The Louette Plan for AFP Must Be Withdrawn

"Lacking support inside the company, AFP CEO Pierre Louette is hoping his salvation will come from elsewhere, and notably from compliant media outlets. The aim being to push through his plan to turn AFP into a 100% state-owned company. He has recently been given a boost thanks to a media blitz by several newspapers and a radio station, which let him express himself freely while deliberately neglecting to give a fair say to company staff members and the unions who are against his plans.

The media campaign, which gave our CEO free rein even on the state-owned France Culture radio station, was in fact set up by a PR company.

.../... One of the articles, in the Sunday paper Journal du Dimanche on October 18, even bore the triumphant headline: "The New AFP Is Up and Running", while Luc Evrard, who has a business slot on the popular Europe-1 radio station, stated baldly on October 22 that AFP was "a judicial UFO", concluding his piece by saying "AFP is going go get new statutes".

Such bluster shows that there is deep concern among the agency’s top management over a project which is not only extremely unpopular within AFP, but is also beginning to raise serious doubts in government, including in the ruling UMP party.

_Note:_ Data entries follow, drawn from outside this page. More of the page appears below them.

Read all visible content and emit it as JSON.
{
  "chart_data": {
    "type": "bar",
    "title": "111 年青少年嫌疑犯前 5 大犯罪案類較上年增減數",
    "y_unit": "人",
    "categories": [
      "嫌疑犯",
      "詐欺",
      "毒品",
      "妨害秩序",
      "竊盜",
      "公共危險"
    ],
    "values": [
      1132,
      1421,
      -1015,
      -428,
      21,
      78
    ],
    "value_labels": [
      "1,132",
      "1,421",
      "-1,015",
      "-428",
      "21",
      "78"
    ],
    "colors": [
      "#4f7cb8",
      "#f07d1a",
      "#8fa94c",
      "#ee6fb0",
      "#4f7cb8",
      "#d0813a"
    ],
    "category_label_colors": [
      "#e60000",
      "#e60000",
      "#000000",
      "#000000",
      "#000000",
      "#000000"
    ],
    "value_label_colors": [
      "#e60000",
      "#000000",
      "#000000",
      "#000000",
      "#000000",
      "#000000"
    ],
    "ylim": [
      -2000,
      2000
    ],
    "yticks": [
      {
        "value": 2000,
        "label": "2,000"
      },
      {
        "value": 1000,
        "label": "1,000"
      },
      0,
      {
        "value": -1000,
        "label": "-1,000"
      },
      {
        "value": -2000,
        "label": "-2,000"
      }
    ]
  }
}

In the National Assembly - the lower house of the French parliament - the vice president of the Foreign Affairs Committee, the UMP deputy Michel Herbillon, admitted recently that there was "a lot of resistance and opposition to the reform being planned" by Pierre Louette. And speaking before the same committee, Culture Minister Frédéric Mitterrand himself said he wanted to "take a bit of time" before making a decision on AFP

Shortly before that, a former CEO of the agency, Claude Moisy, wrote an opinion piece in the daily Le Monde to express his reservations about both his successor and his plans. Agence France-Presse was "a truly hybrid company, which should not exist in a market economy, but which has nevertheless been functioning for the past fifty-two years," Moisy wrote. If the French state "wants AFP to retain its place in the world, it should shoulder its responsibilities," he concluded.

The SNJ-CGT supports the struggle being waged by AFP’s staff and trade unions, which are opposing a purely ideological reform of the company’s statutes aimed at turning AFP into a 100% state-owned firm with the legal structure of a joint-stock company. The said changes being in fact a mere prelude to a privatisation, as is the case with the French postal service, La Poste.

There are ways to let AFP develop within the framework of the 1957 statutes, which have been called ’The Statutes of Liberty’. A round table conference should be convened to discuss them; the CGT will contribute to that process.

Last but not least, the CGT journalists’ union expresses its support for the struggle being waged by staff and unions against insecure and temporary labour contracts at AFP.